The peer-to-peer operator reported a $1.096 million loss for the 2016 year.
It focuses on secured loans of between $25,000 and $2 million.
Morrison said the result reflected LendMe’s start-up costs, including the legal fees for the licence application and the design and construction of the platform's technology.
It launched in February.
But he said because the business relied mostly on technology, and a focus had been placed on building a smart back-end for the platform, it was expected it would be profitable within the next two months.
“That’s quite unusual for a start-up but is reflective of the fact we are relatively conservative as a group and trying to grow in a controlled fashion, with long-term sustainable growth.”
The peer-to-peer sector is watching the Commerce Commission’s case against another platform, Harmoney, closely.
The commission has asked the High Court to clarify how the Credit Contract and Consumer Finance Act applies to its loans.
Morrison said the case would affect LendMe because the fortunes of all peer-to-peer platforms were perceived as interrelated by the public.
But he said, of the $3.5 million LendMe had lent, only one loan of less than $100,000 had been to an individual.

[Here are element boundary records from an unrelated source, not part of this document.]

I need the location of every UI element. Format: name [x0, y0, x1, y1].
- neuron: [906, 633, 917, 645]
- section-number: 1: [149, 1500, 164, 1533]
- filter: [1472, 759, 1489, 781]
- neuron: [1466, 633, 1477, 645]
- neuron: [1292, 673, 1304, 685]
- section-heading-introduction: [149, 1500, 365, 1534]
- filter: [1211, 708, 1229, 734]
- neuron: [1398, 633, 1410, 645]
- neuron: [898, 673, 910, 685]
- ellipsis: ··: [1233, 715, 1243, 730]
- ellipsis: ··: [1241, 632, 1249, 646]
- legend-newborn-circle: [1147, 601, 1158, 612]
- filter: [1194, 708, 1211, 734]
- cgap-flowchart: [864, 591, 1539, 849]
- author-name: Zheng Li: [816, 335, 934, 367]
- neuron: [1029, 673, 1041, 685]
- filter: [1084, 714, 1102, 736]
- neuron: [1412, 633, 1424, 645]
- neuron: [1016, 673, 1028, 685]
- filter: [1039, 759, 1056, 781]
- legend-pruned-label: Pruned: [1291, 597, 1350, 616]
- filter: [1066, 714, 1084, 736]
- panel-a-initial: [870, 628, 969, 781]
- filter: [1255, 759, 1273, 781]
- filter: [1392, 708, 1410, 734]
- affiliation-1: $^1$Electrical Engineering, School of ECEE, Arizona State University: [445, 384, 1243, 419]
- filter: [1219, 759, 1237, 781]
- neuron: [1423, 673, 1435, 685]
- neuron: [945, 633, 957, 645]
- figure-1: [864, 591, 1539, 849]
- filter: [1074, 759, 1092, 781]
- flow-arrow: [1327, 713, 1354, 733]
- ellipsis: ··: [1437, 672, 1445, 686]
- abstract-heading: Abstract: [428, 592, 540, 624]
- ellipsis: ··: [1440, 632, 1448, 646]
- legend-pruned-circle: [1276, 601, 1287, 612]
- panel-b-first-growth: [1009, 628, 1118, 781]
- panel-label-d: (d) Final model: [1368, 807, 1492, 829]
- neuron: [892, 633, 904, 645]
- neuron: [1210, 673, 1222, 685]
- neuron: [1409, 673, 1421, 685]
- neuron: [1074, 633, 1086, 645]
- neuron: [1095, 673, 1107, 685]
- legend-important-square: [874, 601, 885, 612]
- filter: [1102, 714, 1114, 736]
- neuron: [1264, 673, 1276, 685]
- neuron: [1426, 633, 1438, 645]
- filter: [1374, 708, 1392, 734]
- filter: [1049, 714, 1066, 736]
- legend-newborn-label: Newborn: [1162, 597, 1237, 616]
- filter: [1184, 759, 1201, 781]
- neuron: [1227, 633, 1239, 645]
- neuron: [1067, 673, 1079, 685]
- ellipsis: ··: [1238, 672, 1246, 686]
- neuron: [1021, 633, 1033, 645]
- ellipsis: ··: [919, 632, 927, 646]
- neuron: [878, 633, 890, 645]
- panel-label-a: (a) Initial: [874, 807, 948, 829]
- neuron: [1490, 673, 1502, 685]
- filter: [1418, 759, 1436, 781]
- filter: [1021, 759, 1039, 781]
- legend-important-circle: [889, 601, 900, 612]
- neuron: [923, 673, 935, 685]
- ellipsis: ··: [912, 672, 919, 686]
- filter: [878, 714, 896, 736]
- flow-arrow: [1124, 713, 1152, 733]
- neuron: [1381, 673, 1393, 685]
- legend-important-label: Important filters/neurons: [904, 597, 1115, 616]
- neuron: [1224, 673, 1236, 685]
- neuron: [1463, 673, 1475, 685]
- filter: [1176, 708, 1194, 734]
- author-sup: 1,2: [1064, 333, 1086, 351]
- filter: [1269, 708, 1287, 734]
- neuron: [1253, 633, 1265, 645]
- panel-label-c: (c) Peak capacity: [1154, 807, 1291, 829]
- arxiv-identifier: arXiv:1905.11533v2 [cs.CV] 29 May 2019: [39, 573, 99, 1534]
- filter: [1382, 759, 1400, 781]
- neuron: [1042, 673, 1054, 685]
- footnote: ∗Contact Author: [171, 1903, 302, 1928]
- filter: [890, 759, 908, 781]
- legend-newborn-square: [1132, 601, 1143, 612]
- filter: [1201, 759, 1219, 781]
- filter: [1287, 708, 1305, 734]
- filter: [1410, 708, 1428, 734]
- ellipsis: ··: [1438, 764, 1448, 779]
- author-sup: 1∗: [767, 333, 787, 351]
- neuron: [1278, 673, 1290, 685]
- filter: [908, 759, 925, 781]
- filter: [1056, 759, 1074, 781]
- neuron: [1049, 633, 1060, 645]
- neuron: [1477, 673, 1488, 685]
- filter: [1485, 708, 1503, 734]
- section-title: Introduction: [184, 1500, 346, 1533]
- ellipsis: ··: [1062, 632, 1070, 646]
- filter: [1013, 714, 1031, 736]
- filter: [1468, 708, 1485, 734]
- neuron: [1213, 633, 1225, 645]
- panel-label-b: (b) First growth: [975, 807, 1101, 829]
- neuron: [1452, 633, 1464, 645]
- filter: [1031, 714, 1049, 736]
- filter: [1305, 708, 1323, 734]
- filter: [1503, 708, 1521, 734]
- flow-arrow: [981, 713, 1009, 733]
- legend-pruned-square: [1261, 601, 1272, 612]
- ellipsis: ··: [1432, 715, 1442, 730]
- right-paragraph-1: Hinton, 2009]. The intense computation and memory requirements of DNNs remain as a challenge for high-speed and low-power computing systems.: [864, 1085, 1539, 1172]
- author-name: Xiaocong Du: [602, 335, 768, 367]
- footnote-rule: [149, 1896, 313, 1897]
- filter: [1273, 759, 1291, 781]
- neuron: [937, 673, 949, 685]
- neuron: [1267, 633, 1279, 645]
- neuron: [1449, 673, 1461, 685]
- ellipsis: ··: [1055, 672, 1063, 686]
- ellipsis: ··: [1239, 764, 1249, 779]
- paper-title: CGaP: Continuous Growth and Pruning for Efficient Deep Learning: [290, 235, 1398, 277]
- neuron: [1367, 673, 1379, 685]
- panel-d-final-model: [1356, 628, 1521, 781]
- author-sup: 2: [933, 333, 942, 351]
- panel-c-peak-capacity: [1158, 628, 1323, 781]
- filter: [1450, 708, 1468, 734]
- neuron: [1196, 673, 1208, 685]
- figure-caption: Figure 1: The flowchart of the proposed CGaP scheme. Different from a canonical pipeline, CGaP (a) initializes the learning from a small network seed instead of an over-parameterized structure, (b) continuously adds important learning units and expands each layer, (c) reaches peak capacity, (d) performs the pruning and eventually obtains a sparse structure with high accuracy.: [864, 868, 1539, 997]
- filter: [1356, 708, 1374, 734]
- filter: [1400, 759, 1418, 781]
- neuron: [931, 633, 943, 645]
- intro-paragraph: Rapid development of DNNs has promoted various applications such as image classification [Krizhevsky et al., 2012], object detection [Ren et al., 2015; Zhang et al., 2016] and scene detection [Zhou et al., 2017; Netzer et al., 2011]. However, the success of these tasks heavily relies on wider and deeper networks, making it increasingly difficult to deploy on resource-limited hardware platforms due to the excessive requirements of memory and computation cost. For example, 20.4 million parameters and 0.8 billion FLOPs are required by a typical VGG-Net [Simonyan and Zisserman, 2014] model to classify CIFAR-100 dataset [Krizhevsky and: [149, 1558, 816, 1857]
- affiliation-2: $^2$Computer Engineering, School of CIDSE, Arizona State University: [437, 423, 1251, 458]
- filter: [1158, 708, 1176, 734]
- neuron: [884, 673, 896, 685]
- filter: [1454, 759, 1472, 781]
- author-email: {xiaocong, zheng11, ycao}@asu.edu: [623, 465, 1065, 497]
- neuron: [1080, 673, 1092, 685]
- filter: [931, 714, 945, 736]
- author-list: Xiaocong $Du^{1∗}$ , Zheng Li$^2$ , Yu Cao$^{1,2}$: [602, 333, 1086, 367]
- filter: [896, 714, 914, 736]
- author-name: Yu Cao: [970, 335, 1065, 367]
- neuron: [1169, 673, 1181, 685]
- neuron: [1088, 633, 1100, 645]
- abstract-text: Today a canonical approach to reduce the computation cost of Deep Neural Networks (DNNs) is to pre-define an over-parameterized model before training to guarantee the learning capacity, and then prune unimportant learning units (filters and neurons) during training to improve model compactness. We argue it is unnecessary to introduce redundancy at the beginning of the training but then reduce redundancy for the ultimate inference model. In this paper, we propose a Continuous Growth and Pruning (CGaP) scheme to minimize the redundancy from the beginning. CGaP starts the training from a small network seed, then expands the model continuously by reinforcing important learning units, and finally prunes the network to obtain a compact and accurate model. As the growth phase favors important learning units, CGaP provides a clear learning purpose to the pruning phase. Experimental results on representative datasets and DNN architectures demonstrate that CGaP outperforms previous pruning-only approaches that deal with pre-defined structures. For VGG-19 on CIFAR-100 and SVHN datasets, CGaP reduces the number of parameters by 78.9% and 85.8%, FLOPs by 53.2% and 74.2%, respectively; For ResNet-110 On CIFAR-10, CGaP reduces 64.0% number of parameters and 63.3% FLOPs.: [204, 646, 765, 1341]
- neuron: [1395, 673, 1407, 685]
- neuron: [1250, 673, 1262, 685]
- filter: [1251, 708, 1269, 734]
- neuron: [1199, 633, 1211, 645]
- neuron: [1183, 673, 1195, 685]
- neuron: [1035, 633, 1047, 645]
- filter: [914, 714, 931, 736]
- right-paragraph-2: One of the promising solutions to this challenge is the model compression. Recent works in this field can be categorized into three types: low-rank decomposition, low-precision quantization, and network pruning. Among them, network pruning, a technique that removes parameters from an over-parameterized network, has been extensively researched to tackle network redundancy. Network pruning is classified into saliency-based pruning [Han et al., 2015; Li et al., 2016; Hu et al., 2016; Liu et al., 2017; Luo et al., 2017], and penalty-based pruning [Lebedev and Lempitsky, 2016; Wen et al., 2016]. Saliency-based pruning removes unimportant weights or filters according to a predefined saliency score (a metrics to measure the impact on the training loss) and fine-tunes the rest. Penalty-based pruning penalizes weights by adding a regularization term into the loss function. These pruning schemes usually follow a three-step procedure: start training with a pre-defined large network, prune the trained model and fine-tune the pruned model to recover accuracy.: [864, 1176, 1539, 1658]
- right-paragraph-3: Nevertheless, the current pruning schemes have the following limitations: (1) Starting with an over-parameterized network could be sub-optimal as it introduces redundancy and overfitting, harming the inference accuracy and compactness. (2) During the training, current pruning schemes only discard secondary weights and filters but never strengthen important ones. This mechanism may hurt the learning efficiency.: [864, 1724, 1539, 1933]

The rest had been to companies or trusts.
“They don’t fall into the consumer finance space so the CCCFA doesn’t apply to 99.99% of our transactions.”
LendMe’s lawyers had engaged directly with the Commerce Commission and the fees were structured in a way that met the CCCFA anyway, he said.
Morrison said the development of LendMe was about two months behind where he would want it to be in terms of the speed with which it was getting up and running.
It has declined the vast majority of the $40m in applications made to it because of concerns about the risk involved or the borrowers’ capacity to repay.
Morrison said, because all the money being lent was from retail investors, the platform had to be especially prudent.